08.17 looks like a fashion show, blinking eyes, many blinking eyes, but what does that say? Blue eyes, red eyes, brown eyes.

09.17 hands behind backs, young boys and experienced people, many clichés, but also unexpected splendours.

09.58 picture from the side, the wind gets a hold of the people. What do all those stripes on the chest and the red hooks on the sleeves mean actually? Behind them large text on banner: beware of…, yes beware of what?

11.20 how proud they are of their stripes, ribbons and other paraphernalia. The stripes on the lower arm too.

12.06 girls are in the minority, but now a boy pictured between two girls.

12.41 how do you stick it out in such a closed community where the decorations, stripes and other blazons evidently set the tone?

13.27 a marine acts as if he is looking ahead, although he is really looking straight into the picture, stoically.

14.00 a girl in the picture like a sort of Madonna.

14.10 two boys faces filmed as beautiful, picturesque classical portraits. Vanessa really becomes a portrait painter here.

14.40 blue-eyed lad. Will he really survive the coming war?

15.04 fierce woman that would know what to do with her enemy.

15.24 deep-breathing boy that knows he is in the picture.

15.36 indomitable captain, boss of the show.

15.55 indomitable petty officer.

16.20 the most relaxed of all, handsome head with intellectual spectacles.

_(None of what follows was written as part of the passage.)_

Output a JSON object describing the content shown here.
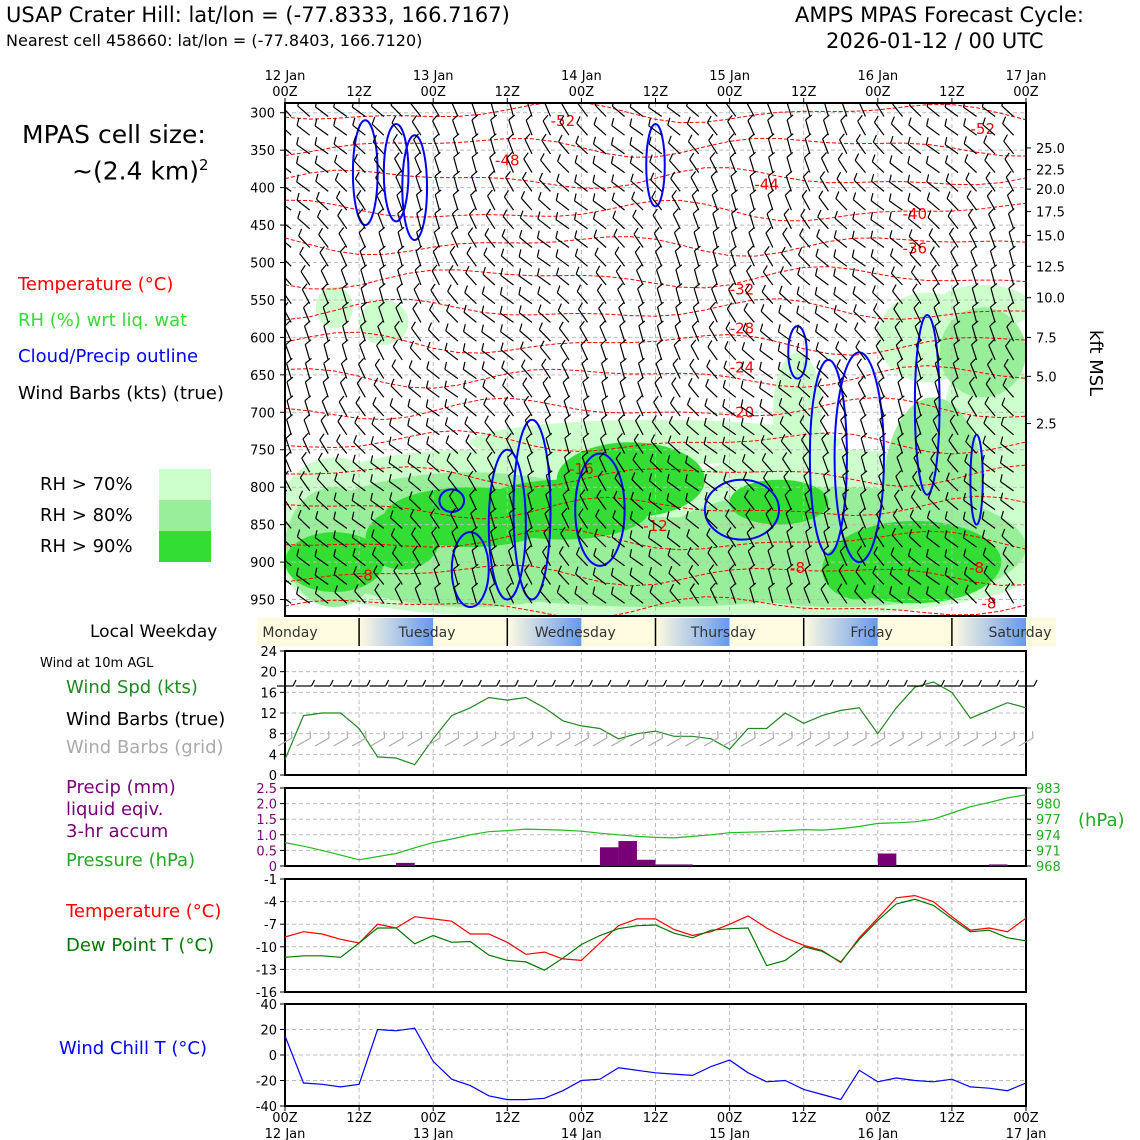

16.49 he-men in front of the disco.

17.45 two marines, as if one is the double of the other.

18.01 three tough guys with a captain in the foreground.

18.02 what on earth is going on in these almost goofy heads? Do they know that they are cannon fodder for Rumsfeld in Iraq?

19.10 decorations on chest, what for, for the coming destruction of the Taliban in Afghanistan?

19.41 the wind moves the hair of a girl gazing into the camera.

20.10 a Greek head, with blinking eyes, the characteristic silhouette of the soldiers in the Trojan war?

20.27 splendid row of heads, filmed from the side.

21.03 all these bodies slowly going back and forth, opposing each other’s rhythm.

21.38 the chief officers know the ropes.

22.05 camera distances itself, as in the beginning, increasingly large panoramic view.

22.40 now San Diego is in the picture again, the skyscrapers and the evening lighting of the city.

23.14 shot from above, the jets in the background.

23.58 the distance grows, Vanessa says good-bye to the elitist group.

24.50 shot from the water against the bow of the ship, that arouses the thought of death and destruction.